Pour pouvoir chanter sans être obnubilé par sa respiration, il est primordial que ce mécanisme (re-)devienne naturel, instinctif. Et pour cela, il faut s’entraîner. Eh oui, s’entraîner à respirer!

L’inspiration

Pour bien inspirer, on commence par vider ses poumons en forçant son diaphragme à remonter dans la cage thoracique et en rentrant son ventre le plus possible. On doit avoir l’impression que le ventre est aspiré entre les côtes (sans se faire mal quand même!). Lorsque les poumons sont vides, un besoin irrépressible de reprendre de l’air se fait sentir. A ce moment, n’essayez pas d’inspirer mais relâchez simplement le diaphragme: le ventre va se gonfler automatiquement démarrant ainsi le processus de l’inspiration. Lorsque la zone basse des poumons est pleine, continuez d’inspirer et la cage thoracique puis la poitrine vont se gonfler d’air à leur tour. Petit détail qui a son importance: on inspire par le nez qui filtre l’air que nous recevons et le réchauffe avant qu’il arrive dans la gorge.

L’expiration

Une fois votre réserve d’air pleine, vous pouvez expirer doucement en faisant pression sur le diaphragme de manière à contrôler la quantité d’air que vous émettez. Plus vous serez en mesure d’allonger la durée de votre expiration, et plus vous serez capable de chanter des notes longues!

Vous pouvez vous exercer à respirer en mesurant la durée de votre expiration. Commencez par compter jusqu’à 5 pendant l’expiration, puis 6, puis 7 et 8 et ainsi de suite, de manière très progressive.

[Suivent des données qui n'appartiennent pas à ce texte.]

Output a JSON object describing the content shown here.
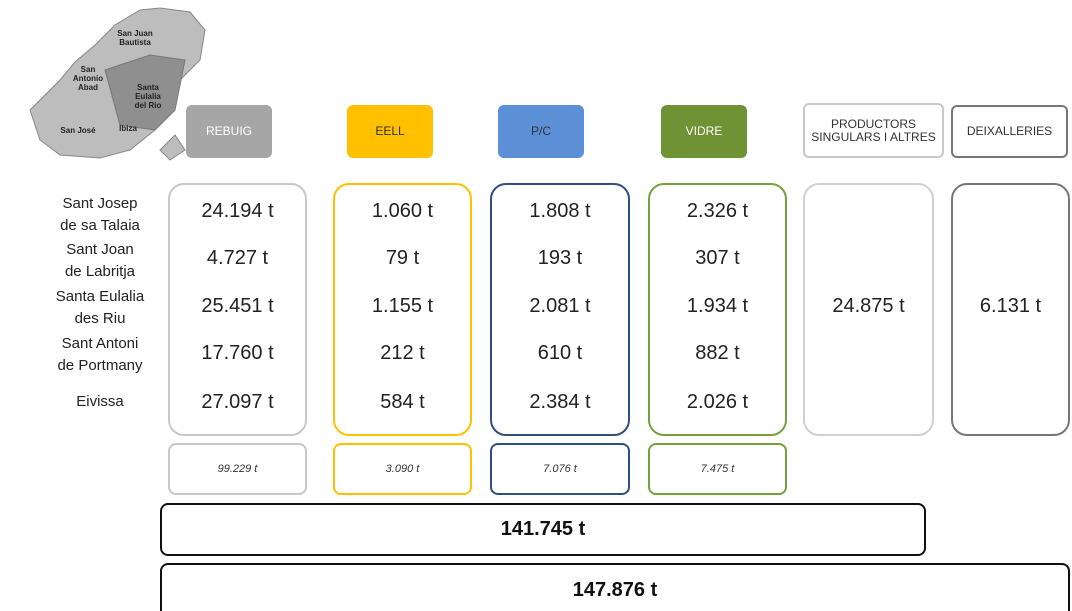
{
  "map": {
    "labels": [
      [
        "San Juan",
        "Bautista"
      ],
      [
        "San",
        "Antonio",
        "Abad"
      ],
      [
        "Santa",
        "Eulalia",
        "del Rio"
      ],
      [
        "San José"
      ],
      [
        "Ibiza"
      ]
    ]
  },
  "municipalities": [
    [
      "Sant Josep",
      "de sa Talaia"
    ],
    [
      "Sant Joan",
      "de Labritja"
    ],
    [
      "Santa Eulalia",
      "des Riu"
    ],
    [
      "Sant Antoni",
      "de Portmany"
    ],
    [
      "Eivissa"
    ]
  ],
  "columns": [
    {
      "header": "REBUIG",
      "values": [
        "24.194 t",
        "4.727 t",
        "25.451 t",
        "17.760 t",
        "27.097 t"
      ],
      "total": "99.229 t"
    },
    {
      "header": "EELL",
      "values": [
        "1.060 t",
        "79 t",
        "1.155 t",
        "212 t",
        "584 t"
      ],
      "total": "3.090 t"
    },
    {
      "header": "P/C",
      "values": [
        "1.808 t",
        "193 t",
        "2.081 t",
        "610 t",
        "2.384 t"
      ],
      "total": "7.076 t"
    },
    {
      "header": "VIDRE",
      "values": [
        "2.326 t",
        "307 t",
        "1.934 t",
        "882 t",
        "2.026 t"
      ],
      "total": "7.475 t"
    },
    {
      "header": "PRODUCTORS SINGULARS I ALTRES",
      "value": "24.875 t"
    },
    {
      "header": "DEIXALLERIES",
      "value": "6.131 t"
    }
  ],
  "subtotal": "141.745 t",
  "grand_total": "147.876 t"
}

Remplacez ensuite dans l’exercice l’expiration par une notre tenue, sur le son A et observez la différence de son de cette note selon que vous utilisez beaucoup d’air ou peu pour produire cette note. Contrairement à ce que l’on pourrait penser, si l’on fournit plus d’air la note n’est pas plus forte mais juste moins jolie, comme si on entendait un souffle (une « fuite ») en plus de la note tenue. Inutile, donc, de gaspiller de l’air. On augmente le volume d’une note en augmentant la pression sur le diaphragme mais pas en utilisant plus d’air.

L’expérimentation vaut mieux qu’un long discours et ce sont vos sensations musculaires et votre oreille qui vous guideront. Cet exercice pratiqué régulièrement (oui, tous les jours c’est bien!) vous permettra de progresser au chant sans même vous en rendre compte.

Alors, tous à vos colonnes d’air, un, deux, trois… respirez!